As the Black Lives Matter movement is gaining more ground in the wake of countless police killings, the number of (mostly white) people interested in getting an education in Black history is growing. The streamers have responded and added many films and documentaries to their library. Some docs are recent, others are quite old. They all are being offered in connection with Martin Luther King Day and Black History Month in February.

Interested in the Civil Rights movement? There is no better series than the 14-hours of Eyes on the Prize that originally premiered in 1987 and spans all major events from 1954-1985 with many of its interviewees like Reverend Ralph Abernathy, Coretta Scott King, Kwame Ture (also known as Stokely Carmichael), and George Wallace.

Many of the same figures plus Angela Davis and Eldridge Cleaver were interviewed by Swedish journalists for The Black Power Mixtape which tells the story of the Black Power Movement through European eyes. The footage was lost for decades, then found in the basement of a Swedish TV-station and resurrected by director Göran Olsson and co-producer Danny Glover, with the filmmakers cleverly editing the interviews and adding present-day comments from African-American artists Melvin Van Peebles, Erykah Badu and Harry Belafonte.

In 2013 The African Americans: Many Rivers to Cross premiered and won an Emmy. The series, narrated by Henry Louis Gates, Jr., is a journey seen through the viewpoint of the Black Experience. Peppered with scenes of historic sites, it spans 500 years and both continents – America and Africa.
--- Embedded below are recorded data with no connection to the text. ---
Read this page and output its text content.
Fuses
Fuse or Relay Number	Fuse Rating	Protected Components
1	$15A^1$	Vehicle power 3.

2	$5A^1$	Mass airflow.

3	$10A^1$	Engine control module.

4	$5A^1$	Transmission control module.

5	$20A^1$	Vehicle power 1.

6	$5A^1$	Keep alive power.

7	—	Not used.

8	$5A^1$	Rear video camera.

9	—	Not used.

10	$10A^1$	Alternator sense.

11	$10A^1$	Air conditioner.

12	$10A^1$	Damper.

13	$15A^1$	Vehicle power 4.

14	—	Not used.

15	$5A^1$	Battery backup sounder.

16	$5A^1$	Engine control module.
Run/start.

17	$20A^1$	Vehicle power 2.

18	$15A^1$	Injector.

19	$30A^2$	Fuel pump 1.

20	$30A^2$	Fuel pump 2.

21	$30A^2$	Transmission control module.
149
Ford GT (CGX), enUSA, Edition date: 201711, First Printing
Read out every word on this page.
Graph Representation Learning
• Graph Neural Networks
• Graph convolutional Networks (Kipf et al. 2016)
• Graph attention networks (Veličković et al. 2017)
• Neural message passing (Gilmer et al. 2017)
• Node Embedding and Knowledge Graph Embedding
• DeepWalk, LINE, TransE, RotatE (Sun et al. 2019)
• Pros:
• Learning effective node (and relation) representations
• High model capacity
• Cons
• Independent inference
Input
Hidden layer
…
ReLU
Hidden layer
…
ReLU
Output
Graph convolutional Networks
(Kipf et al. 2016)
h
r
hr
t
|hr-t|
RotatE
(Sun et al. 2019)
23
Freedom Riders is another not-to-be-missed film: in the summer of 1961 over 400 Blacks and Whites drove through the segregated South to protest segregation. They risked their lives while deliberately violating Jim Crow laws and demonstrating how racist the country really is. Says its director Stanley Nelson: “The lesson of the Freedom Rides is that great change can come from a few small steps taken by courageous people. And that sometimes to do any great thing, it’s important that we step out alone.”
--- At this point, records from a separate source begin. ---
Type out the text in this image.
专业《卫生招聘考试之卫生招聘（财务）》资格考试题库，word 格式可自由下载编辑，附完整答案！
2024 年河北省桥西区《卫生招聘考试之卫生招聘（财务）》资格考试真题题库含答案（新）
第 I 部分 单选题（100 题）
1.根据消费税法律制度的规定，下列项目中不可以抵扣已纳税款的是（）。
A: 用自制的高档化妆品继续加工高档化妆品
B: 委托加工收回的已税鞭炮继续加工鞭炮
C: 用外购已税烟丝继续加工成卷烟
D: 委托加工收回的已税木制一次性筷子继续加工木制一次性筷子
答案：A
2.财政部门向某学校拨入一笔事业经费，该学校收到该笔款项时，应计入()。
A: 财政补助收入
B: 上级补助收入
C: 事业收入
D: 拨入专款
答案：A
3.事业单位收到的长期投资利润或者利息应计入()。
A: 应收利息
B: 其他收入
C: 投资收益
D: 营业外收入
That history is often not learned in school, as being proven by a number of documentaries that have come out in recent years. Filmmakers have poked considerable holes in the whitewashing of history with works like Slavery by Another Name, that explores the fact that the Emancipation Proclamation did not end forced labor and that thousands of Black Americans were brutally coerced into a system where, even without committing a crime, they worked without pay for their masters; that practice lasted well into the 20th century. Ava DuVernay went a step further with her Oscar-nominated documentary The Thirteenth about the 13th amendment that led to mass incarceration and the continued practice of slavery in prisons.

For those still not familiar with James Baldwin, I Am Not Your Negro is a must-see. It is based on an unfinished book that Baldwin had been working on before he passed away in 1987. The film shows the Civil Rights Movement through the eyes of Baldwin and through his encounters and experiences with other contemporaries including Dr. Martin Luther King Jr., Medgar Evers and Malcolm X. The narrative, using the words of Baldwin, is haunting and the author/activist really comes to life in this doc.
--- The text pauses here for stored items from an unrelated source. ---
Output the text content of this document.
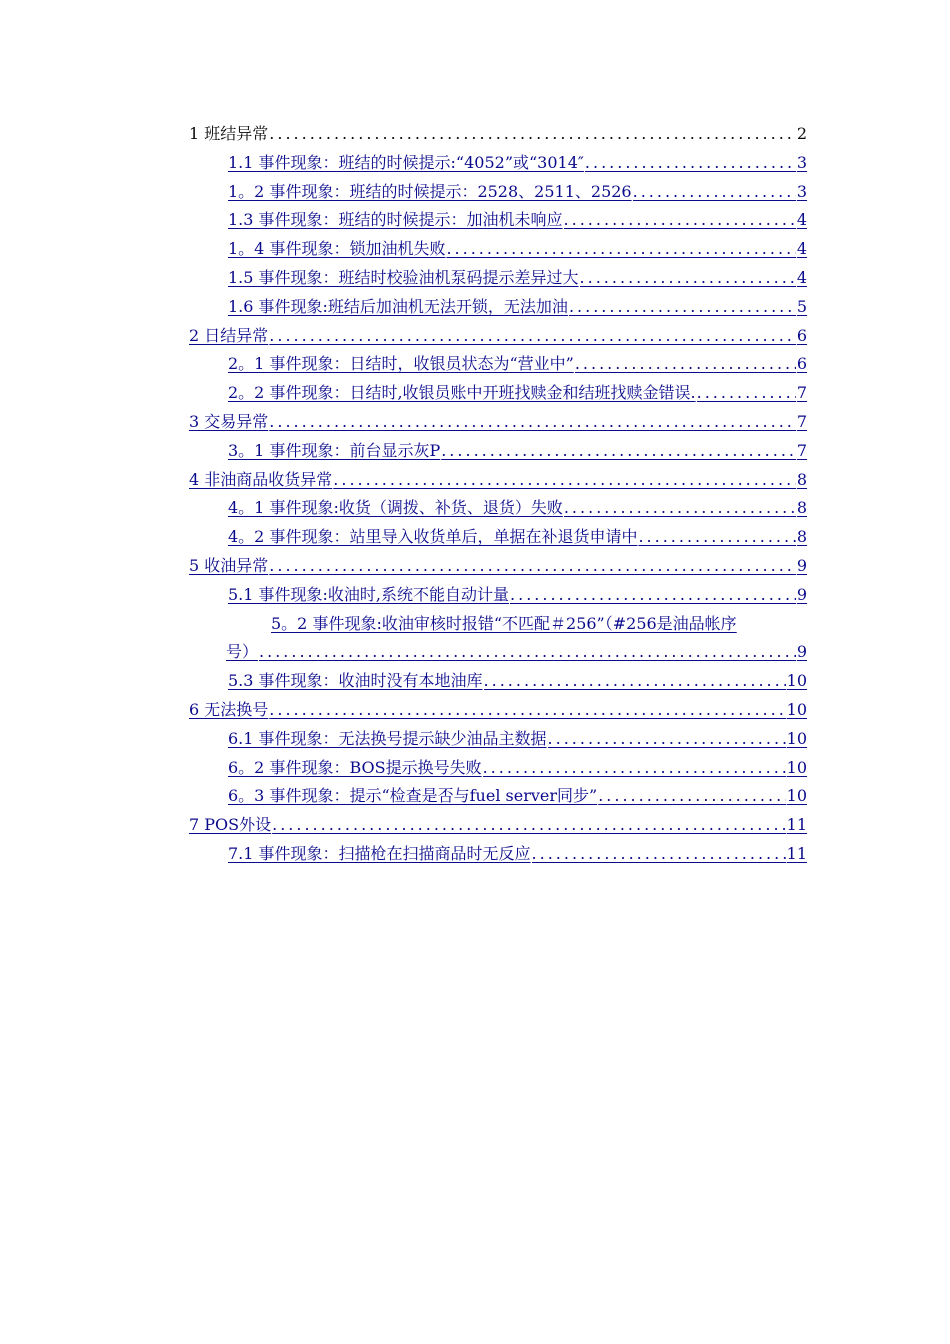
1 班结异常 .....	2
1.1 事件现象：班结的时候提示:“4052”或“3014″ .....	3
1。2 事件现象：班结的时候提示：2528、2511、2526 .....	3
1.3 事件现象：班结的时候提示：加油机未响应 .....	4
1。4 事件现象：锁加油机失败 .....	4
1.5 事件现象：班结时校验油机泵码提示差异过大 .....	4
1.6 事件现象:班结后加油机无法开锁，无法加油 .....	5
2 日结异常 .....	6
2。1 事件现象：日结时，收银员状态为“营业中” .....	6
2。2 事件现象：日结时,收银员账中开班找赎金和结班找赎金错误. .....	7
3 交易异常 .....	7
3。1 事件现象：前台显示灰P .....	7
4 非油商品收货异常 .....	8
4。1 事件现象:收货（调拨、补货、退货）失败 .....	8
4。2 事件现象：站里导入收货单后，单据在补退货申请中 .....	8
5 收油异常 .....	9
5.1 事件现象:收油时,系统不能自动计量 .....	9
5。2 事件现象:收油审核时报错“不匹配＃256”（#256是油品帐序
号） .....	9
5.3 事件现象：收油时没有本地油库 .....	10
6 无法换号 .....	10
6.1 事件现象：无法换号提示缺少油品主数据 .....	10
6。2 事件现象：BOS提示换号失败 .....	10
6。3 事件现象：提示“检查是否与fuel server同步” .....	10
7 POS外设 .....	11
7.1 事件现象：扫描枪在扫描商品时无反应 .....	11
For more recent events dealing with racism, there is LA92 about circumstances that led to the Los Angeles Riots in 1992 after the acquittal by a court in Simi Valley of the cops who violently beat Rodney King. It juxtaposes archival footage of the incident with other injustices caught on tape, making the film eerily relevant for our times.

For this and much more, many of the streamers have created “Black History” sections on their homepages.